L’Arabia Saudita, l’Egitto, gli Emirati Arabi Uniti, il Bahrein, piccolo stato a maggioranza sciita ma retto dai sunniti, la Libia orientale di Haftar e del “consiglio” della Cirenaica, le Maldive, lo Yemen e le Isole Mauritius hanno, tutti, rotto ogni rapporto politico, diplomatico e economico con l’Emirato del Qatar, retto dallo sceicco Abdullah bin Nasser bin Khalifa al Thani.

Non è la prima volta che Riyadh si ingerisce pesantemente negli affari interni dell’Emirato: furono infatti le fortissime pressioni saudite a far dimettere, il 26 giugno del 2013, l’allora primo ministro, Hamad bin Yassim Al Thani.
Le linee aeree delle suddette nazioni sunnite hanno poi annunciato che non opereranno più voli di linea verso Doha, la capitale del Qatar, ai porti dell’Emirato non attraccano più navi dei paesi sopra citati ma, soprattutto, i rifornimenti alimentari del piccolo Stato, che vengono spediti via terra per il 50% dall’Arabia Saudita, non vengono più consegnati a Doha.
Sette-ottocento TIR giornalieri che non riforniscono di cibo il Qatar dalla sua unica frontiera di terra e che rimangono bloccati in Arabia Saudita.
L’Emirato non può quindi reggere a lungo, e nemmeno l’Iran, che è prudentissimo e non vuole creare il casus belli, proprio ora, non ha finora manifestato alcun interesse a sostituire i sauditi nel mantenimento alimentare e nelle comunicazioni commerciali qatarine.
Se Teheran lo facesse, darebbe automaticamente ragione ai sauditi e agli altri Paesi che seguono il blocco del Qatar ordinato da Riyadh.

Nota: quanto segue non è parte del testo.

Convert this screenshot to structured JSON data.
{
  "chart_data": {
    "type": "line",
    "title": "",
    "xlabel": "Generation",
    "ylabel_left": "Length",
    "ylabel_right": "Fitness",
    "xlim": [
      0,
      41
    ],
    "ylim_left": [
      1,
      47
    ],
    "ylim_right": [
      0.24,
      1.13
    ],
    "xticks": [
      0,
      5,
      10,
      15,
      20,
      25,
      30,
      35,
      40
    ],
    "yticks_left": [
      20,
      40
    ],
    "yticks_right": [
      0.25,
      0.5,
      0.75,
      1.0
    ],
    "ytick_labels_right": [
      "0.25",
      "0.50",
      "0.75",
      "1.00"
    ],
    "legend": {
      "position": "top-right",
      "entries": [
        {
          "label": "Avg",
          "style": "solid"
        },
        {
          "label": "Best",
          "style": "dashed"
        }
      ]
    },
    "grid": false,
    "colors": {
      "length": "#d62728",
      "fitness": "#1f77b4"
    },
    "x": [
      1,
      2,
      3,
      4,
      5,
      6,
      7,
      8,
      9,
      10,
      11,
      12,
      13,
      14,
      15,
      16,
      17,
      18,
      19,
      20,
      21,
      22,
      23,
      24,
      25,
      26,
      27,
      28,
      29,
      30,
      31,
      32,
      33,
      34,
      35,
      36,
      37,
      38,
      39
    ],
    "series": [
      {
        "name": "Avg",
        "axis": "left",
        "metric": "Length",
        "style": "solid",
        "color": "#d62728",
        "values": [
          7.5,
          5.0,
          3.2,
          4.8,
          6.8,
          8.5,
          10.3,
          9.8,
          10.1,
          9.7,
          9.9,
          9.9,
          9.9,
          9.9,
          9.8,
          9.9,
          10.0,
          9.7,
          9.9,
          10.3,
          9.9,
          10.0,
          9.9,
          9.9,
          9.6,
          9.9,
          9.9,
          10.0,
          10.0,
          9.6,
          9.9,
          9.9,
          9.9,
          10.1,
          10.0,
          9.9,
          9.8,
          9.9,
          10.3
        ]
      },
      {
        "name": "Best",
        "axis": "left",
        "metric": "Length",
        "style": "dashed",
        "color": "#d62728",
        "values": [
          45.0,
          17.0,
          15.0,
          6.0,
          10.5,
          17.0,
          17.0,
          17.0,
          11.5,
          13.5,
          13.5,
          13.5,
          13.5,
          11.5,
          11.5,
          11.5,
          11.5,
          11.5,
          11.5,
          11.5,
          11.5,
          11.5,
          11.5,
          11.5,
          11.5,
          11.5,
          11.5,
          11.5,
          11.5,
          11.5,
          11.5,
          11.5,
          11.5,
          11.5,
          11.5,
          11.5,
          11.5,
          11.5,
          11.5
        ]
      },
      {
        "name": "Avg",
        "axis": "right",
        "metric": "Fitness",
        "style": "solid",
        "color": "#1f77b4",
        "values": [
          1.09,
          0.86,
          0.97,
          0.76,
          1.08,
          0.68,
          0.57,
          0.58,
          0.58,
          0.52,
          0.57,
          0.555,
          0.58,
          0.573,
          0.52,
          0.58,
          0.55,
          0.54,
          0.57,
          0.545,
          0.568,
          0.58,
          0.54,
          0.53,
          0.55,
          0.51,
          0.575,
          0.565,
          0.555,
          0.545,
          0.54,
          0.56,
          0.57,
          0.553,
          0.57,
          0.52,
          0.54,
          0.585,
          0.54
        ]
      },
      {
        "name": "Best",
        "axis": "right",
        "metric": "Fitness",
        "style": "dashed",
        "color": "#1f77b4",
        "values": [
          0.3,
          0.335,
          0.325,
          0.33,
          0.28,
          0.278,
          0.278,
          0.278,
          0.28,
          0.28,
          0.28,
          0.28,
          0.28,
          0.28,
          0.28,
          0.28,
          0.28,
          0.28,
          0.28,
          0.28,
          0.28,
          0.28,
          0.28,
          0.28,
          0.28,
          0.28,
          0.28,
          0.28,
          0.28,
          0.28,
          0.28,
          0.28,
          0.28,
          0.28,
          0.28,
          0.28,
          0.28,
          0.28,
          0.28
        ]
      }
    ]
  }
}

Doha, lo ricordiamo, non è stata, finora, intaccata economicamente dalle tante tensioni mediorientali, ospita la rete satellitare Al Jazeera, legata alla Fratellanza Musulmana come, del resto, lo sceicco Al Qaradawi che risiede dell’Emirato dopo essere stato cacciato dall’Egitto.
Il Qatar è il maggiore esportatore di gas naturale al mondo, uno dei primi per il petrolio, fa gola a molti e, soprattutto, potrebbe diventare il punto di riferimento per alcuni produttori sunniti minori e per una nuova trattativa, anche di tipo economico ed estrattivo, tra sunniti e sciiti.
Non è poi inutile qui ricordare che Al Jazeera è nata sulle ceneri della sezione araba della BBC.
Al Thani ha infatti studiato in Gran Bretagna, come del resto tutta la famiglia reale giordana; e non è nemmeno un caso che il regno hashemita di Amman non si sia unito, almeno per ora, alla linea dura dei sauditi e dei loro alleati.
I giordani sanno che avrebbero solo da perdere in un bellum omnium contra omnes mediorientale e, nella divisione del lavoro sottostante alla nuova alleanza USA-sauditi, Amman si concentra sull’asse Iraq-Siria, mentre il blocco sunnita centrale si sta muovendo rapidamente contro l’Iran.
La borsa titoli dell’Emirato è poi caduta, in una sola ora di scambi, del 7,6% e la Banca di emissione del Qatar è calata, nelle quotazioni, del 5,7%.
L’emirato ha inoltre acceso prestiti, all’interno e dagli investitori esteri, per un totale di 200 miliardi di Usd, al fine di finanziare la nuova rete di infrastrutture che dovranno essere pronte entro il 2022, anno della Coppa del Mondo di calcio a Doha.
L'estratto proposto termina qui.